— Об этом не беспокойся, — сказал он. — Узнать они могут только от нас самих.
— Я могу сдуру сболтнуть!
Он должен был признать, во всяком случае, мысленно, что она вполне способна это сделать. Но вслух он сказал:
— Не сболтнешь.
Тем не менее эта возможность не укрепила его собственное чувство безопасности. Он мог себе представить, как она внезапно, под влиянием минуты, объявляет Чику:
— Должна признаться тебе, по пути из Охая мы с Роджером остановились в мотеле и переспали.
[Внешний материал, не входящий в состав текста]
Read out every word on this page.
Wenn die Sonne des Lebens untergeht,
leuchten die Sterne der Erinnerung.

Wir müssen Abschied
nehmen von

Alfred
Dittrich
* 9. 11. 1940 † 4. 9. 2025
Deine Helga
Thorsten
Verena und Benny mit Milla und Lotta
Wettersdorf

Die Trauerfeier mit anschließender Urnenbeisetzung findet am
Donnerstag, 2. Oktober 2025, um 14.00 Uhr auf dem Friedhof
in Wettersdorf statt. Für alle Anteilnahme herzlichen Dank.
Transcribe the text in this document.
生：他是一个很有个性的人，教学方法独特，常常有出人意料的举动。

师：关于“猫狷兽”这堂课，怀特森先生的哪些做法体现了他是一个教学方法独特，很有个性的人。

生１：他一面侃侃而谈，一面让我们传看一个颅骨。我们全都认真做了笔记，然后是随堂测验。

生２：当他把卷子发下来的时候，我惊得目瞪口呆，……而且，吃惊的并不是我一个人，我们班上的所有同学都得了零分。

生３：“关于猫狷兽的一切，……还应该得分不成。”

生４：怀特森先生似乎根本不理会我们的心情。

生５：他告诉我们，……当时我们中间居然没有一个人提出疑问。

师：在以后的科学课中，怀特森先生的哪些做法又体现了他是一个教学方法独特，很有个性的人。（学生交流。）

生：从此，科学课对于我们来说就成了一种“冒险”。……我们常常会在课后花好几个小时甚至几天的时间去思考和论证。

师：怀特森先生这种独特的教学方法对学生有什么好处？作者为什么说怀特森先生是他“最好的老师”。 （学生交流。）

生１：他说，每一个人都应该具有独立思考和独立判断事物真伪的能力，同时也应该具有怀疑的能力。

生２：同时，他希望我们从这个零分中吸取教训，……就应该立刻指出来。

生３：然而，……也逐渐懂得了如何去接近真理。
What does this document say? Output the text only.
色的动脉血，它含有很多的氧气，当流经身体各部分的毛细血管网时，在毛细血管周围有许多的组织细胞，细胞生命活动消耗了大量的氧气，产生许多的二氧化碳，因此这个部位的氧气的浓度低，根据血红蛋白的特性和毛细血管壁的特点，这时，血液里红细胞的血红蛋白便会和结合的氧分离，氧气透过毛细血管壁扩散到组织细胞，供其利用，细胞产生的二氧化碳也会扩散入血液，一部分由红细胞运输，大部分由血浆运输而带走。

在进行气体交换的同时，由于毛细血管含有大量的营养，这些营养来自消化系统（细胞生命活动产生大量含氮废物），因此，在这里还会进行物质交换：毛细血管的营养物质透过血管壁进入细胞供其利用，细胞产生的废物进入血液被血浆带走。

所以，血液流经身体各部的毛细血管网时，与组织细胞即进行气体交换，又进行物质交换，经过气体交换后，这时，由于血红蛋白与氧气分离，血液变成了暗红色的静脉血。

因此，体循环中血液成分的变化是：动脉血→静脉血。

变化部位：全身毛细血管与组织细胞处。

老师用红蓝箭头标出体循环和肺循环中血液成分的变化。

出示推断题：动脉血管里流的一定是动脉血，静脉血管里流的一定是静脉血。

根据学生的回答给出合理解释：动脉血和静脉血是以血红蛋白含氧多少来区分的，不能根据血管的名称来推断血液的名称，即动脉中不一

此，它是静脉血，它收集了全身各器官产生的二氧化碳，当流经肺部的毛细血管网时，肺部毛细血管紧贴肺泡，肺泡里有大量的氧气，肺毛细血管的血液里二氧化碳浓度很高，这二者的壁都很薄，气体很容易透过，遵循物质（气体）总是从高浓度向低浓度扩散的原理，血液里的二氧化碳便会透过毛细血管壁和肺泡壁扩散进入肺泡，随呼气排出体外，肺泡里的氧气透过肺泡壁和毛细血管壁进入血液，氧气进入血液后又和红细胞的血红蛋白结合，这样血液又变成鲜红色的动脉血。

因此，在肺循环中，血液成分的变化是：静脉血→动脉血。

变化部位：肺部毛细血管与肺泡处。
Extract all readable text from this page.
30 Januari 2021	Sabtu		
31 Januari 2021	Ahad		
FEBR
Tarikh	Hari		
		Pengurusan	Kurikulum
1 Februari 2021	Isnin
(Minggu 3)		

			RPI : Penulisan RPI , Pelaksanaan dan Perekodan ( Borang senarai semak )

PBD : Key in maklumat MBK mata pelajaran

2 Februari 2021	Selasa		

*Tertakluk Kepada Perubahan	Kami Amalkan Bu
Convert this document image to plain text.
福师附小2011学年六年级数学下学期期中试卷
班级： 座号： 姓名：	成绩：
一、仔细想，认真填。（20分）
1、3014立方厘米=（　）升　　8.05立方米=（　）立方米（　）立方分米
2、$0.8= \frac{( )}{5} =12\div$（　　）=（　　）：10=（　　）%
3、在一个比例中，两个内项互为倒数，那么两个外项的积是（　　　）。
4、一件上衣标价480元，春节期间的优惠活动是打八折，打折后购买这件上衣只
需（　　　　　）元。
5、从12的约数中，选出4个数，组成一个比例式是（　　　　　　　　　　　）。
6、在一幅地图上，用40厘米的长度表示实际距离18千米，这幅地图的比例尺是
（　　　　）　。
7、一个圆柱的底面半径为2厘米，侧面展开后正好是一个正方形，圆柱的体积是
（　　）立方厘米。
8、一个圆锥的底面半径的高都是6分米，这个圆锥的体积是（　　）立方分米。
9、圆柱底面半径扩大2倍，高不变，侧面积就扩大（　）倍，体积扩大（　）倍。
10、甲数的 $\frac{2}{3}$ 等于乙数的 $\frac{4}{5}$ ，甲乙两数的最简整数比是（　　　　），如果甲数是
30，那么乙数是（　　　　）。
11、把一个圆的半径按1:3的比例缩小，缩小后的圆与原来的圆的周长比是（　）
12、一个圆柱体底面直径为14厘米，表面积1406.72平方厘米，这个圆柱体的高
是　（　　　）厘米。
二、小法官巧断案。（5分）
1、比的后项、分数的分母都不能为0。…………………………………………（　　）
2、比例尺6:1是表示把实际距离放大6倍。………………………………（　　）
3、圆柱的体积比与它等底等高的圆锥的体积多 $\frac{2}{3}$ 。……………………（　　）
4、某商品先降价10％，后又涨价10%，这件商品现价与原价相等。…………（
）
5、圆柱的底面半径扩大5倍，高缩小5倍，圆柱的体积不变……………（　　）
— У меня такое чувство, что я сделала что-то очень нехорошее, — сказала Лиз. — Как будто я предала моих сыновей, Чика, Эдну и всех остальных. А ты что чувствуешь?
— Я чувствую себя превосходно, — не стал кривить душой Роджер.
— Ты не сожалеешь об этом?
— Нет, — сказал он.
— Я тоже. — Лиз успокоилась и, прижавшись к нему, обняла его. И вдруг отпрянула. — Мы почти приехали. Это вон там, за телефонным столбом. А где наш «универсал»? — Она сразу насторожилась. — Его нет. И свет нигде не горит. Что-то случилось. Может, он нас искать поехал? Как ты думаешь? Боже мой, а вдруг он за нами следил, а? Такое возможно, он это может.
Роджер припарковал машину через улицу от дома Боннеров. Дом с темными окнами казался всеми покинутым.
— Пойдем вместе, — попросила Лиз, вцепившись в него. — Мне страшно. Не хочу быть одна, если что-нибудь случится.
Он открыл дверцу и помог Лиз выйти.
— Ничего мне не говори, — тихо сказала она. — И не смотри на меня — ну понимаешь. Не подавай никаких знаков. Понимаешь, да?
Закрыв машину, они перешел улицу. К двери ее дома была прикреплена записка, напечатанная на машинке. Лиз сорвала ее, потом достала из сумочки ключ, отперла замок и, открыв дверь, включила свет над крыльцом.
Прочтя записку, она чертыхнулась.
— Что там? — спросил он.
— Он у тебя. — Она со стоном отдала ему записку. — Что теперь? Боже, давай мы туда не поедем. Ты видишь, он хочет, чтобы ты привез меня туда. Но я не поеду. Я не хочу, чтобы меня увидела твоя жена. Ей достаточно будет посмотреть на меня, и она все поймет.
— Лучше все-таки съездить, — сказал он. — И тебе лучше поехать.
— А может, ты съездишь и скажешь им, что у меня голова разболелась или что-нибудь в этом духе?
Он подумал.
— Это может навести их на подозрения.
Лиз внезапно бросилась в дом. Откуда-то из его темных недр она впопыхах крикнула:
— Я приму ванну и переоденусь. Нет, ванну нельзя — эта штука должна простоять еще шесть часов как минимум. Но как бы то ни было, я переоденусь. Входи же! Как ты думаешь, стоит им позвонить? О, Господи, а вдруг он вернется, а ты — здесь, а я в спальне переодеваюсь… — тараторила она из спальни, уже сняв рубашку. — Что он подумает? Он убьет нас обоих — сначала меня. — Торопливо застегнув чистую рубашку, она вышла из комнаты: — Пойдем. Пошли отсюда. Если он нас застанет тут вместе, это будет конец.